As I stepped through the parting doors on my way out, I did one of those head-turn-followed-by-full-body-realignments—mimicking the path of a guy passing me as he entered the store. Sunglasses blocked my view of his eyes, but I found his face familiar. Unwilling to ever let a potential reunion pass me by, I met his (still-shaded) stare as he turned to investigate my own, and then I queried him by name. Removing the sunglasses, he smiled, and I reminded him of my name, not knowing if someone who knew me as a child would recognize me now, as an adult.

He was born the same week as my brother, and our mothers have been friends ever since. His family moved away when we were young, and in the years between childhood and now, I’ve seen him once that I can remember—we could place where but not quite when, but it was between five and eight years ago. Why I recognized his cheek bones or jaw structure or whatever it was below the sunglasses that assured me, even in such an unfamiliar location, that I was seeing a face I knew—why I recognized him is not clear to me, but the fact of the matter is that I see people I know everywhere in the Bay Area, with great regularity, and it is making the world begin to feel wildly small.

When I moved to San Francisco, I thought I knew two people in the area—and, vaguely, a third. But the first week I lived here, I randomly encountered four people I had gone to college with. I saw two at restaurants, one at a bar, and one on the street. Within a month of my arrival, I had met another at a boutique, a few at the Castro Halloween party, and one more at the grocery store. I seemingly could not turn around without bumping into someone from a past life. For six years after graduating, I had lived one to four miles from my the center of my college world; in that time, when many of my friends also still lived in the area, I bumped into only one of them. Here, 3,000 miles from either of the cities I’ve ever called home, it immediately felt like a place where I would recognize one in every ten people who walked down the street.

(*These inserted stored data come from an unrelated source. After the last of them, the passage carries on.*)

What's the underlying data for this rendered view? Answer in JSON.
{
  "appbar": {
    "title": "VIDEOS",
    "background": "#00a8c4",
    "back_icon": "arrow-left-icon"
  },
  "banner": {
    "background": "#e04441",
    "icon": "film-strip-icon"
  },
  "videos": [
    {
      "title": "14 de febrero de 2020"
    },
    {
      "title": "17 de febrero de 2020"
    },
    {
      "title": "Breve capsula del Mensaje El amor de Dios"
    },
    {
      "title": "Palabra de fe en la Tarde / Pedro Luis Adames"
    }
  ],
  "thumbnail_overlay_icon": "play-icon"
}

It happened with strangers too. One night, I stood in a long line outside the Castro theater, waiting to see the opening show of the SF Indie Film Festival. A few days later, at a trivia night at Mad Dog in the Fog, I sat at a table next to a woman whose face I could not stop studying because I knew I recognized her. Finally, she leaned across the space between us to confirm the same feeling, and that’s when I remembered: she had been in line just ahead of me at the movie. We chuckled over the peculiarity of crossing paths twice in one week; but I didn’t chuckle when, just another day or so after that, I stood in line at a free film at the Embarcadero, and the guy behind me started chatting—only to pause as we clearly began sharing the sensation of already knowing this stranger. It took us much longer to place it, but finally we realized we had both gotten the free passes at none other than Mad Dog in the Fog; he’d been sitting at the same table as my other newly re-encountered stranger. Reasonable, then, that we’d both be at the movie; but reasonable that I knew his face so well after so brief a viewing?

Topping off all these experiences is that I once waited for the bathroom at a restaurant in the Haight beside a guy whom I saw the next night as well—at a bar in Oakland. I was thoroughly astonished by that one, given the distance between venues, as was he. The gaggle of female friends with him tried very hard to get me to believe in fate—but the truth of the matter is that I don’t, and so all this crossing of paths really gets me thinking because it is, to put it frankly, a bit eerie. But as I recounted yesterday’s reunion to a friend, she commented that there was nothing odd about it—not for someone as observant as I am. I hadn’t realized until she said that that not everyone looks at the people around them, studies them, takes mental photos of them; but I do. I people-watch constantly, apparently even when I am not aware of doing so. Maybe this explains everything I’ve just described. But I think there’s another factor at play, which is that this city—this internationally known and widely adored city—is really just a small town dressed up in a fancy glitter.